LIC and LITs rally along with market recovery


Angus Gluskie

At the end of March, a year on from the commencement of the market recovery, the Listed Investment Companies (LICs) and Listed Investment Trusts (LITs) sector had re-gained ~$13 billion in market capitalisation – an improvement of 32% over a year ago.

Angus Gluskie, Chairman of the Listed Investment Companies and Trusts Association (LICAT) and Managing Director of the longest running LIC Whitefield Limited noted that within the sector, Australian equities (up 35.3%) had kept pace with the broader All Ordinaries index, which advanced 35.8%.

“There is continuing interest from investors in the many benefits that the closed-ended structure of an LIC or LIT offers,” he said. “In the case of LICs, these include the ability for profits retained from previous periods to be returned to investors in future periods, providing a consistent and stable income over the medium to long term.”

“Investors who bought LICs/LITs when they were trading cheaply relative to asset backing in 2020 have been able to generate particularly high returns. Not only have they benefited from the upswing in the market value of shares generally, but they have also received a supplementary return as the LIC/LIT shares themselves returned to a more normal trading level relative to asset backing.”

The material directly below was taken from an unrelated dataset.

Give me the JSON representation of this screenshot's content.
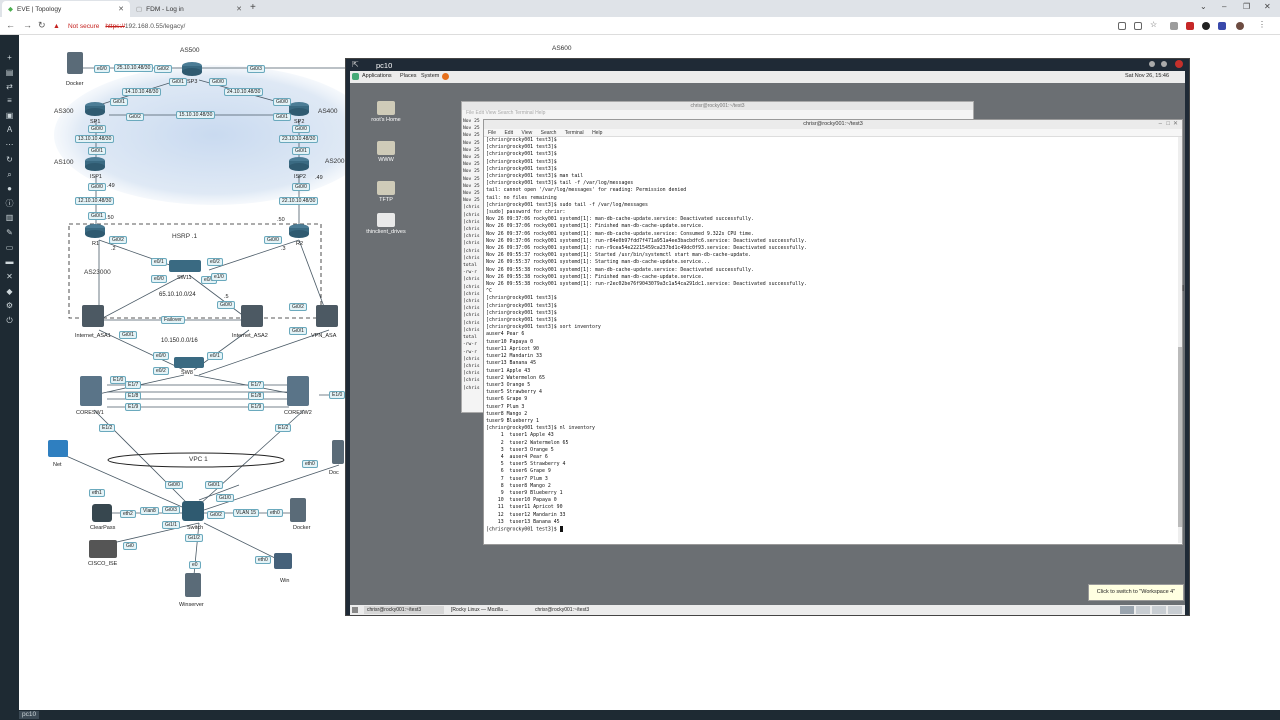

Mr Gluskie noted that the income and yield sector of the LIC/LIT market were also performing well.

“In an economic environment where income and yield are hard to find, these LICs/LITs have continued to generate return and income for their underlying investors,” he said.

LICs and LITs have been assisting investors in growing their wealth for nearly 100 years. Today, over 700,000 Australians invest in the LIC/LIT sector, according to LICAT. The efficiency and stability of their closed-ended structure, coupled with the corporate governance disciplines of ASX listing have proven to be far more durable than many other investment structures.

“The combination of efficiency and stability of the closed-ended structure of both LICs and LITs are attractive to many investors in managing their portfolios,” Mr Gluskie concluded.